Kirk, PISA y Juan Ramón

Leo entristecido la noticia sobre la prohibición de leer en los institutos de Virginia las novelas Matar a un ruiseñor y Las aventuras de Huckleberry Finn porque ambas emplean, en aras de la verosimilitud, un lenguaje actualmente proscrito. Lo políticamente correcto, siempre próximo al puritanismo, cercena la grandeza de la literatura que supo mostrar las vergüenzas de una nación tan grande como contradictoria.

Pero algo tan grave no pasa en España de lo meramente anecdótico, pues aquí importa más la invitación de los medios de comunicación (1) a celebrar los cien años de Kirk Douglas, una de las grandes estrellas del cine de siempre. Por mucho que llegar a centenario nos pueda parecer un hito, no deja de ser un simple mortal del que, cada día del año, tenemos a mano sus soberbias interpretaciones. Deberíamos homenajearle viendo sus películas, no recreándonos en su esperemos que feliz senectud.

Así están las cosas la misma semana en que, de nuevo, se han publicado los resultados del informe PISA, en el que España parece haber mejorado –¿O han empeorado los resultados generales de la OCDE?– a pesar de su turbio y lamentable sistema educativo, pese a que algunas Comunidades Autónomas sigan a la cola del mundo civilizado.

Como suele ocurrir en estos lares, el informe ha servido para que nuestros políticos, siempre tan propensos al autobombo y a la crítica ajena, lo interpreten según sus intereses electorales. Nadie, o casi nadie, incide en la necesidad de centralizar los contenidos, mejorar los medios, incentivar al profesorado, en definitiva incrementar el gasto en educación. Por otro lado, en esto del informe PISA poco tienen que ver las dos últimas leyes educativas, pues en las aulas cualquier reforma tarda en arraigar y producir resultados, menos aún cuando son tan abstractas como abstrusas.

Hasta hace poco, Matar a un ruiseñor y Huckleberry Finn formaban parte del canon de lectura cuasiobligatoria en los institutos estadounidenses.

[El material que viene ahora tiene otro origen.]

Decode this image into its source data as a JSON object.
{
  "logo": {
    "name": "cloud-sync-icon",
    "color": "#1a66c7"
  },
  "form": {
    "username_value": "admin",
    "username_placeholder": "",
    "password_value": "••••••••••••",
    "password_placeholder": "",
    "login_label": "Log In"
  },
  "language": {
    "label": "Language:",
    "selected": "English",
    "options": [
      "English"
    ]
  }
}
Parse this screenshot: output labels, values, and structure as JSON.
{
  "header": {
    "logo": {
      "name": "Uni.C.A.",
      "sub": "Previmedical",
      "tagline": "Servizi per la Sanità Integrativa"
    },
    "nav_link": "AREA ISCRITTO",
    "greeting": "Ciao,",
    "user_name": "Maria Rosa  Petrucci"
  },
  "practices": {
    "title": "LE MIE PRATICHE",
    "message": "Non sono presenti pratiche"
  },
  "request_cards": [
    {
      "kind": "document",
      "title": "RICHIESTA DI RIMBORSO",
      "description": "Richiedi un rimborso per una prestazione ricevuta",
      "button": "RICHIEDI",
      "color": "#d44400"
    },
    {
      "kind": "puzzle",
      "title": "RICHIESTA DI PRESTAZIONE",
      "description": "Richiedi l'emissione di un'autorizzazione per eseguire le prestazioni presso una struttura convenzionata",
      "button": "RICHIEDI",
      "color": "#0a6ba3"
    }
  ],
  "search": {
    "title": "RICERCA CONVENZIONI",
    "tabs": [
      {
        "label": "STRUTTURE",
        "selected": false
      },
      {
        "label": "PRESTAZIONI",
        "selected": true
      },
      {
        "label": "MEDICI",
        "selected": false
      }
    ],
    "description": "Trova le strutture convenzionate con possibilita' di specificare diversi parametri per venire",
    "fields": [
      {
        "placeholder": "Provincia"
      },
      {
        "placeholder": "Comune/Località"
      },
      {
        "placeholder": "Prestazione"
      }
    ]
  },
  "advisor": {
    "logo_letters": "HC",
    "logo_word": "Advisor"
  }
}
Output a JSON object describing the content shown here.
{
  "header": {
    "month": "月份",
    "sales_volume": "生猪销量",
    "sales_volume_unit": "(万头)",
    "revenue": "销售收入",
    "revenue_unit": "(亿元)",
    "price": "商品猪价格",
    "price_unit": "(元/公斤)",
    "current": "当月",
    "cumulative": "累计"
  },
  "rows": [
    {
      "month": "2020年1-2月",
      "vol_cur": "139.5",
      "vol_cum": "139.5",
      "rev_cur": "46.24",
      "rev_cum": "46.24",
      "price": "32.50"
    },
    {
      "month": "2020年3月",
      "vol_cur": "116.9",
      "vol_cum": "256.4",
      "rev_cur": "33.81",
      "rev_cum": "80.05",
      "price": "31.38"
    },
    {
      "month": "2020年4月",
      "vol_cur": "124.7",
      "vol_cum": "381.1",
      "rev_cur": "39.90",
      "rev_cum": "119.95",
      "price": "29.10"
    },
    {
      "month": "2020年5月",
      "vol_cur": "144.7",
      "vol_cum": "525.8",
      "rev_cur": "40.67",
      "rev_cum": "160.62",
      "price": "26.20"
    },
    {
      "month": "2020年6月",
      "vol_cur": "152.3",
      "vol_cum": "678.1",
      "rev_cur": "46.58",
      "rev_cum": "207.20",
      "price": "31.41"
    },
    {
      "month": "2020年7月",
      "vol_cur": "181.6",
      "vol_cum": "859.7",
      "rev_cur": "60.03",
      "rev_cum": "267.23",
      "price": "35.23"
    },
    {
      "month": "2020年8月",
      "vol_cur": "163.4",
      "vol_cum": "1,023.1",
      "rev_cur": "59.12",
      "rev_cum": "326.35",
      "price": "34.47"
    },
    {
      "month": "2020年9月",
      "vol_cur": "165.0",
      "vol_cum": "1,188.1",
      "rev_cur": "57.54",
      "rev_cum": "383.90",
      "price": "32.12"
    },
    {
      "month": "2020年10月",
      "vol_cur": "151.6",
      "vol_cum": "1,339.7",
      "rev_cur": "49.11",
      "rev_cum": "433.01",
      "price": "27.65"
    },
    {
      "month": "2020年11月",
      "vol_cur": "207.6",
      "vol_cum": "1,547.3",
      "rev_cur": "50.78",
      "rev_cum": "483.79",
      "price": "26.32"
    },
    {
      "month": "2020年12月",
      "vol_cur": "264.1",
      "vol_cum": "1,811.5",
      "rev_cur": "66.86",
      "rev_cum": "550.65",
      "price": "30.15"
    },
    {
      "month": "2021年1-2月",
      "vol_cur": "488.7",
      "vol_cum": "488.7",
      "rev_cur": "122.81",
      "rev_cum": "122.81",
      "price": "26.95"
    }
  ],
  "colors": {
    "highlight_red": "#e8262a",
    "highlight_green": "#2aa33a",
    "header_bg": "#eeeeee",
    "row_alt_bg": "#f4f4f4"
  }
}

En España, que uno sepa, jamás hemos poseído una lista homogénea de libros recomendados, aunque sospechemos que autores como Unamuno, Baroja, Cervantes o Galdós serían altamente provechosos. Pero, ¿qué hacer cuando décadas de mala educación han convertido al autor de Fortunata y Jacinta en ininteligible para la enorme mayoría de escolares?

Por otro lado, aquí seguimos enfrascados en la necesidad de categorizar nuestra literatura, tan genial como inclasificable, en movimientos y generaciones. Según ese sistema, a Juan Ramón Jiménez, nuestro mejor poeta del siglo XX, no entra en ningún movimiento a estudiar, y pasa a ser una nota a pie de página cuando se estudia el 98, el Novecentismo o el 27.

Este año se cumplen cien años del viaje de Juan Ramón a Estados Unidos, donde se casó y escribió el magistral Diario de un poeta reciencasado –así reza la portada de mi ejemplar– publicado en 1917 y fundamental para entender la generación del 27. Este poemario, que mezcla prosa y verso, es una obra maestra digna rival de, por ejemplo, La tierra baldía de T.S. Eliot, pero el Diario jamás se toca en las aulas españolas.

El largo poema de Eliot o Huckleberry Finn poseen su propia entrada en la Wikipedia en español. No así El diario de un poeta reciencasado. Así somos en este país, en esta (sub)cultura que ignora sistemáticamente lo mejor de su pasado. Pero nada, celebremos al gran Kirk Douglas, enfanguémonos en estériles polémicas sobre el informa PISA y, unos pocos, lloremos por el destino que, en este mundo nuestro, le aguarda a genios como Harper Lee, Mark Twain o el inmortal (?) Juan Ramón.

(1) En un periódico de postín confunden cumpleaños con onomástica. Según este diario Kirk Douglas, así, celebra su santo y no su centenario. No se puede hacer nada contra la ignorancia que rezuman nuestros medios de comunicación.